"Oggi sarebbe ancora operabile". Il bimbo ricoverato in gravissime condizioni da due mesi al Monaldi di Napoli dopo il trapianto di un cuore danneggiato "qualora ci fosse la disponibilità di un organo", oggi potrebbe essere operabile. Per domani, invece, "i medici faranno una nuova valutazione". A riferirlo ai cronisti è la mamma del piccolo. E se dal punto di vista sanitario si naviga a vista, da quello delle indagini si procede a passo spedito. La Procura di Napoli ha infatti ascoltato - come persona informata dei fatti - il cardiologo responsabile del follow-up post-trapianto. Il medico si è dimesso il 29 dicembre 2025, sei giorni dopo l'intervento di trapianto fallito a causa delle cattive condizioni dell'organo.
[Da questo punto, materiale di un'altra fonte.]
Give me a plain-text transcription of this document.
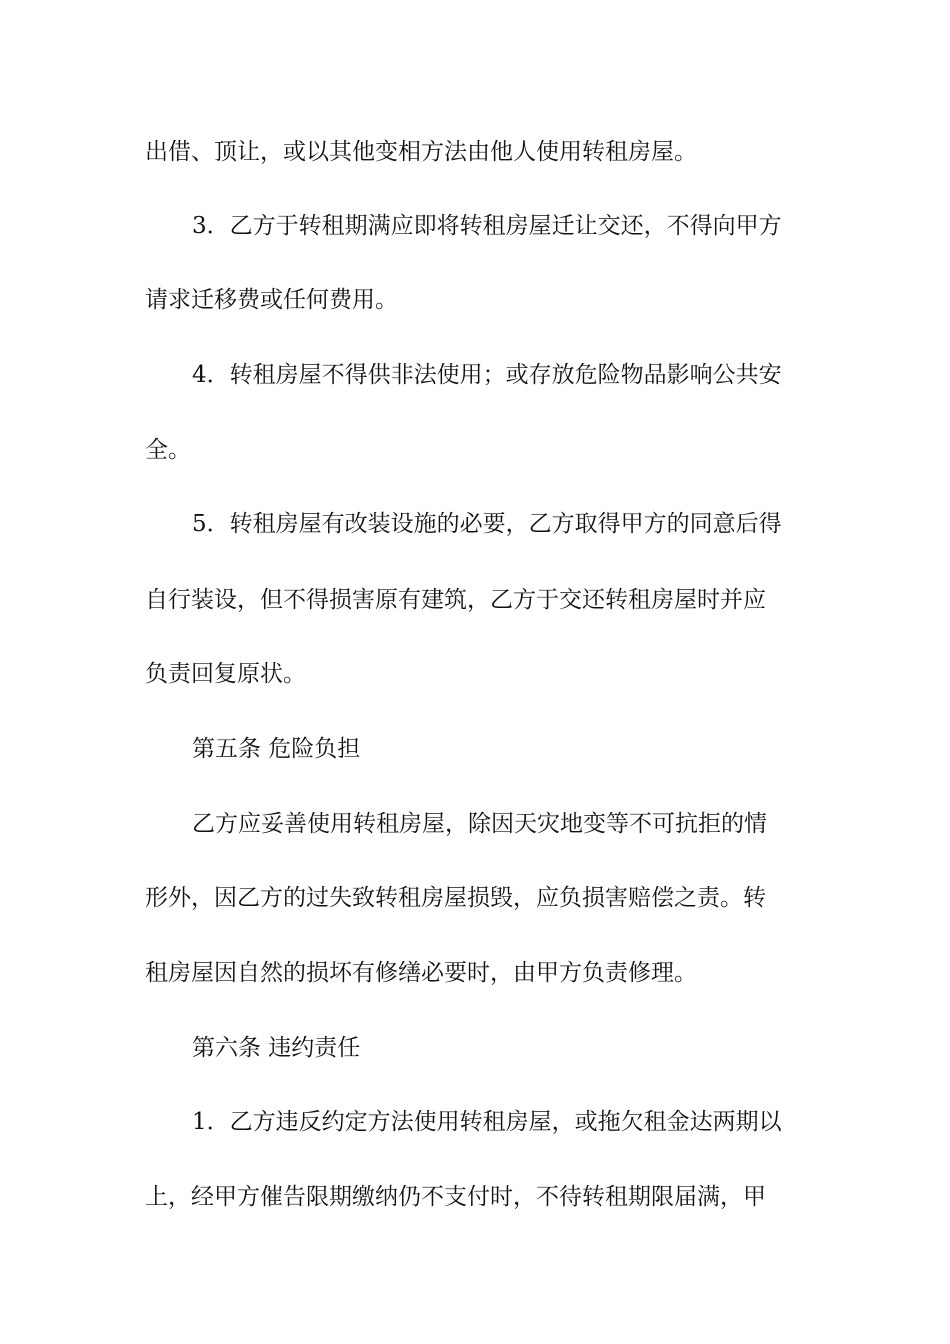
出借、顶让，或以其他变相方法由他人使用转租房屋。
3．乙方于转租期满应即将转租房屋迁让交还，不得向甲方
请求迁移费或任何费用。
4．转租房屋不得供非法使用；或存放危险物品影响公共安
全。
5．转租房屋有改装设施的必要，乙方取得甲方的同意后得
自行装设，但不得损害原有建筑，乙方于交还转租房屋时并应
负责回复原状。
第五条 危险负担
乙方应妥善使用转租房屋，除因天灾地变等不可抗拒的情
形外，因乙方的过失致转租房屋损毁，应负损害赔偿之责。转
租房屋因自然的损坏有修缮必要时，由甲方负责修理。
第六条 违约责任
1．乙方违反约定方法使用转租房屋，或拖欠租金达两期以
上，经甲方催告限期缴纳仍不支付时，不待转租期限届满，甲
La famiglia non intende arrendersi. "Abbiamo provveduto a richiedere formalmente il rilascio in copia dell'intera documentazione clinica, qualora l'ospedale non lo faccia immediatamente attiveremo gli organi di procura anche e soprattutto per sollecitarlo", ha confermato Angelo Riccio, avvocato penalista che da oggi si affianca a Francesco Petruzzi per seguire i genitori del bimbo. Alla domanda se ci sia stato un atteggiamento omissivo da parte dell'ospedale Riccio ha risposto: "Diciamo che la situazione è sempre stata molto complessa per quanto riguarda le informazioni, spesso in diversi casi noi e i familiari abbiamo ricevuto sempre le informazioni in un secondo momento rispetto a soggetti terzi".
Secondo quanto ricostruito da Petruzzi - che non ha ancora accesso al fascicolo di indagine della procura di Napoli - il 23 dicembre scorso, quando è arrivata la notizia della disponibilità, in Trentino Alto Adige, di un organo compatibile "una dottoressa dell'equipe (del Monaldi) va lì e va a espiantare l'organo. Parrebbe che chi è andato lì, è andato con una strumentazione manchevole, ora se sia andata senza il box o senza ad esempio il ghiaccio o senza altri strumenti io questo non lo so, in quanto non vi è la disponibilità degli atti penali e quindi è ragionevole presumere che sia stato Bolzano a fornire qualcosa. Questo qualcosa sarà il contenitore o altro... sarà la magistratura che sta indagando a chiarirlo".